We don't normally "do murder" here, but the implications of this case stretch far beyond Alabama.  As previously reported, the professor, Amy Bishop, shot her brother to death in 1986 in liberal Braintree, Massachusetts, a shooting officially ruled an "accident," even though she pulled the trigger of a shotgun three times. 

Bishop was later a suspect in the attempted pipe bombing of a Harvard professor with whom she was having a dispute.  Cleared again, with no one ultimately charged.

To demonstrate the implications, the case may now claim the career of a Massachusetts Democratic congressman, who was district attorney at the time of the "brother shooting."  The Boston Globe reports:

US Representative William Delahunt said yesterday that he is considering retiring from his congressional seat representing the South Shore and Cape Cod, although he portrayed his deliberations as routine and said they are not related to challenges from Republicans who are energized by Scott Brown’s upset victory in last month’s special Senate election.

But being linked to the 1986 shooting, which he failed to prosecute, could push a fella over the edge.

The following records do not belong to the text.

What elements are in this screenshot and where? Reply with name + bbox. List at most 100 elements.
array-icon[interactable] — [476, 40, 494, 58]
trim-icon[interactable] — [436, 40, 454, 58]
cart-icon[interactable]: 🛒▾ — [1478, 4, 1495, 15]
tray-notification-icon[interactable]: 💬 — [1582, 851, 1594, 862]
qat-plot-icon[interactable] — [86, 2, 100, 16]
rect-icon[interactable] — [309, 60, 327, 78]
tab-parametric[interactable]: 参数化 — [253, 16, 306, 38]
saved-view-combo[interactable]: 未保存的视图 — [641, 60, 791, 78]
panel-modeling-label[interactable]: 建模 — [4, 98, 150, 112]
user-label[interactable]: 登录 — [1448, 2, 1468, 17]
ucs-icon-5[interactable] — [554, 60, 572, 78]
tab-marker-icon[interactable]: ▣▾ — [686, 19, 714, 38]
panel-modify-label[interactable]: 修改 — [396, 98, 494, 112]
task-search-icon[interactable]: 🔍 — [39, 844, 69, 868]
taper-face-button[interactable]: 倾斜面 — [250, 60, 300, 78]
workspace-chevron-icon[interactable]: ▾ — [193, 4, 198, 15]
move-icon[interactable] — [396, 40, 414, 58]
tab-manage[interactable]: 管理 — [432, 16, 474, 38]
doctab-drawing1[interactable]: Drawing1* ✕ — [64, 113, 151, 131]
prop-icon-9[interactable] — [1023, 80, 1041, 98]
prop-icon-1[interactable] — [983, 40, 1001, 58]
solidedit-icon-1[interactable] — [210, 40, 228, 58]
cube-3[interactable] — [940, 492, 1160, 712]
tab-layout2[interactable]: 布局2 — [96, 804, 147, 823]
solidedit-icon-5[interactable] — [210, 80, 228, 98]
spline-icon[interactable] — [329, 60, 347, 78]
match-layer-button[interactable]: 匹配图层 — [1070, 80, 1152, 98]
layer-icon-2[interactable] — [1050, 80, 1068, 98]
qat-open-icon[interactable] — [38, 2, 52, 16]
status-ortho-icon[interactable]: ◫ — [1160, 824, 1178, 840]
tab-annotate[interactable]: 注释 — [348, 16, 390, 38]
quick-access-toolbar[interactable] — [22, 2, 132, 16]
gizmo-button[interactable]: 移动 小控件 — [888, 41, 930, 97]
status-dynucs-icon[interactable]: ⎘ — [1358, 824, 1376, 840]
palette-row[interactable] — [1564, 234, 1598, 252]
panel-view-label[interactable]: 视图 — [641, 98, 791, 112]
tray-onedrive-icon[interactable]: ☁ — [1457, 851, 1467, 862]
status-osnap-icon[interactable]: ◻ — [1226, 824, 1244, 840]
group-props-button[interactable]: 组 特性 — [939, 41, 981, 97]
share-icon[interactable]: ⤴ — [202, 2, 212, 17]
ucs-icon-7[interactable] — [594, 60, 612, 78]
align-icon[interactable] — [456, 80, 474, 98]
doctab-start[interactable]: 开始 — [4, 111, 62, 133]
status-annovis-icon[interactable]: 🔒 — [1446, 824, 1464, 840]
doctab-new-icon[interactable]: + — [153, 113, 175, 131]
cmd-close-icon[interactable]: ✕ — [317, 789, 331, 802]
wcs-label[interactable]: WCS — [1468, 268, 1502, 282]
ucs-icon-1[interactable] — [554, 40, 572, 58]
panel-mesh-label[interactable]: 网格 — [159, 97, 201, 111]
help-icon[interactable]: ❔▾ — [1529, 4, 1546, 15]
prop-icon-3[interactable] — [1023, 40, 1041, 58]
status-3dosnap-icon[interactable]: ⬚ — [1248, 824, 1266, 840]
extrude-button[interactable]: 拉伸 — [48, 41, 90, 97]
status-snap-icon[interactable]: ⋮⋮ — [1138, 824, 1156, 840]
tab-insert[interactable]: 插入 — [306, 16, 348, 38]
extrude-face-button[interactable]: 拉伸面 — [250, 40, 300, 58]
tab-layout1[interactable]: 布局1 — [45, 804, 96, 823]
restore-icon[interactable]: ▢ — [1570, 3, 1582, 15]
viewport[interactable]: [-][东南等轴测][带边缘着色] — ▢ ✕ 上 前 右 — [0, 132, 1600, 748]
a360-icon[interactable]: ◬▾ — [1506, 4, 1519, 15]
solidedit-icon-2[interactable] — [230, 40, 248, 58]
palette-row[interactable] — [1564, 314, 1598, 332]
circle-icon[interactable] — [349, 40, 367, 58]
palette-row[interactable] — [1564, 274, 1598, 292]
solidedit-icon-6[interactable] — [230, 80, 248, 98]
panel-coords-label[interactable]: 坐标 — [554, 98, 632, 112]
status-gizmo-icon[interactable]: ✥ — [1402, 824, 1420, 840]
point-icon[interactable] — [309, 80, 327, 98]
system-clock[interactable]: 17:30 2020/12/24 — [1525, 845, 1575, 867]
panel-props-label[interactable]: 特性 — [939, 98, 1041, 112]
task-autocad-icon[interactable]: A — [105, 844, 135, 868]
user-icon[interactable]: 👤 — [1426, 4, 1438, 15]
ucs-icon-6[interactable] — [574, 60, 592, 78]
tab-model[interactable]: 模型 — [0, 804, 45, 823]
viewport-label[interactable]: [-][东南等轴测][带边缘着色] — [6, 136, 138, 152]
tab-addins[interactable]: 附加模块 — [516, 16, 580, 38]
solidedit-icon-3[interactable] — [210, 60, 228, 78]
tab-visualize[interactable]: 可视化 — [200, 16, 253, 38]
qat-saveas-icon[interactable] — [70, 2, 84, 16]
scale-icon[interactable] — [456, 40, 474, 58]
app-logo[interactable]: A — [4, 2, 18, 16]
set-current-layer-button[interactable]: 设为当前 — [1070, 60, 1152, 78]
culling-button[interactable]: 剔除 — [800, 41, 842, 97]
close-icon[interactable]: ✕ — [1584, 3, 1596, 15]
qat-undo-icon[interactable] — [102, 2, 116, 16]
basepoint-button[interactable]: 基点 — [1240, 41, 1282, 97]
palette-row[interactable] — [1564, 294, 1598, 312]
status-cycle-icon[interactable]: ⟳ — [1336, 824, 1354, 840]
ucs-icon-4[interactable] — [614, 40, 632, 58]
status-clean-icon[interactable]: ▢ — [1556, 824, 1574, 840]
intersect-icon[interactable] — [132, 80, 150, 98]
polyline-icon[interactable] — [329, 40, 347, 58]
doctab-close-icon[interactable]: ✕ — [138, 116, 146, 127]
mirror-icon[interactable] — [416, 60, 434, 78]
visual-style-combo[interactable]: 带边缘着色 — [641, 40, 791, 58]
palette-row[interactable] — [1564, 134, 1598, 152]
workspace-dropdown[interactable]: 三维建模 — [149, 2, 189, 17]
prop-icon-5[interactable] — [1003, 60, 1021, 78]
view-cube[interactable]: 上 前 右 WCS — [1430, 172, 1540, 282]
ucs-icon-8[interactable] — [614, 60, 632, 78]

Delahunt, one of the most left-leaning members of Congress, who has an uncomfortably close relationship with Venezuelan thug Hugo Chavez, has been repeatedly accused of being soft on crime.  The 1986 case of Amy Bishop's fatal shooting of her brother will now almost certainly be reopened in light of Bishop's alleged murder of three on Friday.  Hard to see how Delahunt can come out well.

Retirement, on a Congressional pension, has its benefits.  The belief of political observers in Massachusetts is that Republicans have at least a decent shot at picking up his generally liberal district, but it may take a Scott Brown-quality candidate to seal the deal.